Maine Gov. Paul LePage is seeking sweeping changes in the way refugees are awarded welfare benefits after he blew the whistle on an “embarrassing” situation in his own state.


An Iranian refugee left Maine to fight for ISIS while he and his family received food stamps and other benefits for four years.


LePage is calling for an audit of all taxpayer-funded payouts to refugees in his state and nationwide, the Boston Herald reported in an article titled, “Welfare for ISIS: The outrageous case of Iranian refugee Adnan Fazeli.”

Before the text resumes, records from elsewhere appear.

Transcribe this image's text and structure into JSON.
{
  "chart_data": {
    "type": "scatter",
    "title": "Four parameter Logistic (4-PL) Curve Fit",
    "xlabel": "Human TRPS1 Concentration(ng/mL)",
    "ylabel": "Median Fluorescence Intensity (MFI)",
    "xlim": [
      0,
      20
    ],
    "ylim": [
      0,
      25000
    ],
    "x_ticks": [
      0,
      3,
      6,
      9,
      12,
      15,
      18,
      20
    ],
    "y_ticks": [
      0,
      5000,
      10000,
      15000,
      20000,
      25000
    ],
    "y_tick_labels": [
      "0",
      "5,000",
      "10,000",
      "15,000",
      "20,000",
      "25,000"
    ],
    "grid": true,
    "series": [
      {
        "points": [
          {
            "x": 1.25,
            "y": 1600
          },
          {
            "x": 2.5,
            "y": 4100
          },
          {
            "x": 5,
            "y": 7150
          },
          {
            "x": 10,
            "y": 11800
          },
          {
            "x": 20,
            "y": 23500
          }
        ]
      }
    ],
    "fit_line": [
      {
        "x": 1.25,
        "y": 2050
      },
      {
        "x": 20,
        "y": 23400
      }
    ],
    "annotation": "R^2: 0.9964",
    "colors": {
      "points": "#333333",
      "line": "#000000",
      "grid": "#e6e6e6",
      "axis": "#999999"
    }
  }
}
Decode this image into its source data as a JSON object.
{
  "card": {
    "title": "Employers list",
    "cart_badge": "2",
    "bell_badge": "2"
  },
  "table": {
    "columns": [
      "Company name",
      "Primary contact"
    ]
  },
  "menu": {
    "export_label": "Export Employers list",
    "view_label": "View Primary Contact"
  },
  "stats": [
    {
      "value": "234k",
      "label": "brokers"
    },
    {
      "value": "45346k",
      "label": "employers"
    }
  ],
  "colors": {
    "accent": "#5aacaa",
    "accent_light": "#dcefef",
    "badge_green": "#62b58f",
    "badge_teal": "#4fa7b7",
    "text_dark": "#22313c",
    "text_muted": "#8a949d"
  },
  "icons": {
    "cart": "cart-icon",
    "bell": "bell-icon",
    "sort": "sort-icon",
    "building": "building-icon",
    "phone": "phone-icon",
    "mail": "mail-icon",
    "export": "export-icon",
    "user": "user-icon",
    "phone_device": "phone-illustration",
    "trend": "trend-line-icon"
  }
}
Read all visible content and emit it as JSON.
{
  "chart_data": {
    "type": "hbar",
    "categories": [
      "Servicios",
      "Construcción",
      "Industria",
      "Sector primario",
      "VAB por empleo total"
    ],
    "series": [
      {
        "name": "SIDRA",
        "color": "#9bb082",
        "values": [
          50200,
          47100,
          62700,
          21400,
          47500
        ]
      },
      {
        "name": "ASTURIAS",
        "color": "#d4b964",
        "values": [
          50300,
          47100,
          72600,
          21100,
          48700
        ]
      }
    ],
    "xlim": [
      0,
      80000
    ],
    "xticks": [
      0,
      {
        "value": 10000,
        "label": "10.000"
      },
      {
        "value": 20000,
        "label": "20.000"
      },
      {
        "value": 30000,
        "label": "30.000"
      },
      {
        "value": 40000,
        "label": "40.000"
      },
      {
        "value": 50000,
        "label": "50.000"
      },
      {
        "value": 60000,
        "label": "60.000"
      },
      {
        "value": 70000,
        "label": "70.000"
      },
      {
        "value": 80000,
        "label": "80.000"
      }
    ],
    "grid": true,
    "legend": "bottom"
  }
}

Fazeli, 38, came to Freeport, Maine, in 2009 and was killed last year on the battlefield in Lebanon after abandoning his wife and three kids to join the terror army, according to federal court documents unsealed this week and disclosed by the Herald.


The family’s food stamps and welfare checks were cut off in 2013, Maine officials told the Herald, after Fazeli left the state for Turkey in his quest to join ISIS.


LePage said the stunning news of an ISIS convert in his midst has left him “embarrassed” and outraged at President Obama’s “failed” vetting of immigrants, adding he’s fed up with states like his being left to deal with the refugee crisis.


“If people need to eat, I’ll feed them. But I want to keep Americans safe,” LePage told the Herald. “This is very embarrassing to the state of Maine, and I point the finger at the president and say, ‘How did this happen?’ If the federal government doesn’t do their job we don’t know what we’re getting.”